BlackBerry: UK is lighthouse for technology in Europe and beyond
18th Jul 2013 | 11:28
Britain is an important and hugely advanced market for BlackBerry
When people think about technology their thoughts tend to congregate in North America and Asia, but the rest of the world still has a lot to offer and Britain is seen as a shining light.
While many of the major tech brands such as Apple, Samsung and Google may be based elsewhere in the world the UK provides the perfect platform for entry to Europe, as BlackBerry's UK MD, Rob Orr, explained to TechRadar.
"The home market is obviously important for BlackBerry, but the UK market is a lighthouse for Euorpe, Africa and the Middle East," he said.
"For BlackBerry a significant proportion of our enterprise business is based in the UK and we have very good relationships with O2, Vodafone and EE."
BlackBerry big in Britain
"Our devices and platform are used in 95 per cent of the FTSE 100 firms, all the government departments use it, half the police force uses it and we have a significant base of active users.
"We're in a good spot in the UK. We're number three in the market from a share perspective.
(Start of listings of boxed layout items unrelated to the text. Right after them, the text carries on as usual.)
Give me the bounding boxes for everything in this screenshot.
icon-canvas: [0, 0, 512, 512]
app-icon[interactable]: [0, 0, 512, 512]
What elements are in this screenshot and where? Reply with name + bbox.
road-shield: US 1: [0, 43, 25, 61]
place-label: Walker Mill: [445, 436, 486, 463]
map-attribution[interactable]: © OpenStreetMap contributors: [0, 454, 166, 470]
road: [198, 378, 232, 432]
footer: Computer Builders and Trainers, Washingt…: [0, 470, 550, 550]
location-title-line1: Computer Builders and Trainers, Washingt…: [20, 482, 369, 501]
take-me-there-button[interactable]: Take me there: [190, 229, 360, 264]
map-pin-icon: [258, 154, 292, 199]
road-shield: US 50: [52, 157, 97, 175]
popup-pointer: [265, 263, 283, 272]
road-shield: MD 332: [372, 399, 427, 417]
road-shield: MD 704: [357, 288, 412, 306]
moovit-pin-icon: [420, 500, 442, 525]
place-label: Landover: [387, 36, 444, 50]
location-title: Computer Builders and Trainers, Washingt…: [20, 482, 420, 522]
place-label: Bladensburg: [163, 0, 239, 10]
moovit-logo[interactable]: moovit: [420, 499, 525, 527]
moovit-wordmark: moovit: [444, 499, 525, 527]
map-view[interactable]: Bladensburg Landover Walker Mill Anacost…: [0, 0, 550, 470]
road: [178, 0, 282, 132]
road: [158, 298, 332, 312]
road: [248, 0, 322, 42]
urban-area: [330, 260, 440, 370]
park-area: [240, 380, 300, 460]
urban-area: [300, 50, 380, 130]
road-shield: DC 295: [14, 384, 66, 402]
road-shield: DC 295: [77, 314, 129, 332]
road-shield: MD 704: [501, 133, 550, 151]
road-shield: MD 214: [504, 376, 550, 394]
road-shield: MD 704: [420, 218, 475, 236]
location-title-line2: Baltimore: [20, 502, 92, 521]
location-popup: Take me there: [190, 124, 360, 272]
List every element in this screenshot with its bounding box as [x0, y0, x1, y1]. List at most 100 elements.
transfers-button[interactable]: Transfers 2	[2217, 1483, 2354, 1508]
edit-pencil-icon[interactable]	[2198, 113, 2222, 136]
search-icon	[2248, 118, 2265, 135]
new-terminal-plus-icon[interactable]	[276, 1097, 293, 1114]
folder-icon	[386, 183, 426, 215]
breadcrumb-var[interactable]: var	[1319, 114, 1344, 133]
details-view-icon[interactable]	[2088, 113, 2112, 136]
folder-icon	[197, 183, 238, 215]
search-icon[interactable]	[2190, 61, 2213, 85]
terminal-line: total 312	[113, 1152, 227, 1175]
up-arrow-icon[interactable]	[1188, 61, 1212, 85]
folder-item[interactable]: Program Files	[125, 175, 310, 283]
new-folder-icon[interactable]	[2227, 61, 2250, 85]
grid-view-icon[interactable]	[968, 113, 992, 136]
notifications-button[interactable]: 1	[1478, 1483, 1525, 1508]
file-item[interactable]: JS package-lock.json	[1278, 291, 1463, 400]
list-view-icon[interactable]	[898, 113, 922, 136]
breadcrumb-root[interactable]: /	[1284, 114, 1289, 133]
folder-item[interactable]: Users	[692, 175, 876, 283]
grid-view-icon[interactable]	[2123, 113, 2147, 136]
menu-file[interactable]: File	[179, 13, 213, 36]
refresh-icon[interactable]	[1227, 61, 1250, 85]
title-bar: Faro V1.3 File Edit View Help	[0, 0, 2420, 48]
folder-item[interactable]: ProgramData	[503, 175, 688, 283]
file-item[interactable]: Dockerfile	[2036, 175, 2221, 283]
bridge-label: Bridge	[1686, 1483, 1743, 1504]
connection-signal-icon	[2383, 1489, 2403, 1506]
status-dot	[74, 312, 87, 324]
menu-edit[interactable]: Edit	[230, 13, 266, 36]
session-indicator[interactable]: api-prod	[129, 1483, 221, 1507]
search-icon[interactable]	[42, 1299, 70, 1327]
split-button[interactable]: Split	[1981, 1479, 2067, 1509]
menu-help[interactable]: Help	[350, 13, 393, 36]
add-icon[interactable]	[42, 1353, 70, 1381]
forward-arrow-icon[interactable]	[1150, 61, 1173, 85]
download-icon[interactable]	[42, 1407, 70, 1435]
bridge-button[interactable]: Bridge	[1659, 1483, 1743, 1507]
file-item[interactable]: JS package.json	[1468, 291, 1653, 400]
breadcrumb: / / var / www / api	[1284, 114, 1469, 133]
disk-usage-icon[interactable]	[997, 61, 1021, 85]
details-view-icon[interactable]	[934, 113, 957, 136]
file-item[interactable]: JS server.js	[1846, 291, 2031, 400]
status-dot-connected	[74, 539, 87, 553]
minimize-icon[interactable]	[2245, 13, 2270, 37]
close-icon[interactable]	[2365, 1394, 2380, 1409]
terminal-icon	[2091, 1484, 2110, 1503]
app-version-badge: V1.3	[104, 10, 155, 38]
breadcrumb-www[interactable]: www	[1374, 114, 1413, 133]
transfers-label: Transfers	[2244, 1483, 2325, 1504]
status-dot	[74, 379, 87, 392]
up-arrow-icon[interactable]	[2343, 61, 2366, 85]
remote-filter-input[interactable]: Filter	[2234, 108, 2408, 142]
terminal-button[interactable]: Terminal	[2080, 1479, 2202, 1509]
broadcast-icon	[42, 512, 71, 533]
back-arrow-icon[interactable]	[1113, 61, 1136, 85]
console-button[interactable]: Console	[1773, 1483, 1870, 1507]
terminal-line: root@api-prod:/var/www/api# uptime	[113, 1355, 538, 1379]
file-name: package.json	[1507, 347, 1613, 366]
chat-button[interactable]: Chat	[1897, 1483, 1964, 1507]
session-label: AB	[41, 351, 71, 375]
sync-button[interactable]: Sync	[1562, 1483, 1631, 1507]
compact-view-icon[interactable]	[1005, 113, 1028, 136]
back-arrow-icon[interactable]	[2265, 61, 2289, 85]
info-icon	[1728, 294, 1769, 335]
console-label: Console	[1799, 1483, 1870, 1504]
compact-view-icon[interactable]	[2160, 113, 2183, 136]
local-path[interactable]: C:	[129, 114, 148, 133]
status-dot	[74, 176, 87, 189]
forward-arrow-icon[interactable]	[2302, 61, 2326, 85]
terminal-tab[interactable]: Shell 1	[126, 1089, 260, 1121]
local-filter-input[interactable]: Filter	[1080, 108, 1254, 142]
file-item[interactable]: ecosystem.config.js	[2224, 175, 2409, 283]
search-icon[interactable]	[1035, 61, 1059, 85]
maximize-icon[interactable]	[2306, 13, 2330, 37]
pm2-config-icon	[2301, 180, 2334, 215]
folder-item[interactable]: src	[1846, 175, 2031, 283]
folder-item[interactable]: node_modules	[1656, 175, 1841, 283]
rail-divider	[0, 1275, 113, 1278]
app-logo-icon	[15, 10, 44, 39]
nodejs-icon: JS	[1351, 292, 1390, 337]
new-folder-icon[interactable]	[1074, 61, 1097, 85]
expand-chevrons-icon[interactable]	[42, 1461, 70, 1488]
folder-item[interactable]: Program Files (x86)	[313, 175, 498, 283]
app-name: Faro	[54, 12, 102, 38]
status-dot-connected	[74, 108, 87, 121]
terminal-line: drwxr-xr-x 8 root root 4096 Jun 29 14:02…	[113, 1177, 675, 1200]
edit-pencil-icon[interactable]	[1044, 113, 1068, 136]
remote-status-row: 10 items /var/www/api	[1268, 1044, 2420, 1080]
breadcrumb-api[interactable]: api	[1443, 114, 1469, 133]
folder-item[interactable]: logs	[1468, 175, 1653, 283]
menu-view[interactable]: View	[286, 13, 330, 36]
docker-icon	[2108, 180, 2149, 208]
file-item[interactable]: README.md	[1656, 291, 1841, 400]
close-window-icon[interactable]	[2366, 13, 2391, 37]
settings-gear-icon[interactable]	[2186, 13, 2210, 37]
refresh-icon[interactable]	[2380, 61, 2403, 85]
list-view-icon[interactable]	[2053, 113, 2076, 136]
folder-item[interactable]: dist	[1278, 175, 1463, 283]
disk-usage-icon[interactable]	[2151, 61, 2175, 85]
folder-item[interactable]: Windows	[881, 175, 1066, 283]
"It was the market where we launched the Z10 and Q10 first and that shows the UK is important to us. It's a hugely advanced and you've got a significant penetration of smartphones in the market, so it's very important."
Slow 4G rollout no issue
"I think what EE has done has been transformational. They really moved the agenda forward in terms of 4G for the British economy," Orr said.
"4G technology is critical and we've got to be the digital leader in the world market place. What EE did was spot an opportunity to get a jump on the rest of the market with the spectrum they already had in this portfolio.
"I'm looking forward to seeing what O2, Vodafone and BT do in the space, so 4G is extremely important. 4G is one of those absolutely critical enablers for our mobile computing platform."
BlackBerry is having a tough time at the moment, but one of the countries where the Canadian firm still has a decent grip on - in the enterprise market at least - is the UK, and perhaps Britain could be the one to save the struggling firm.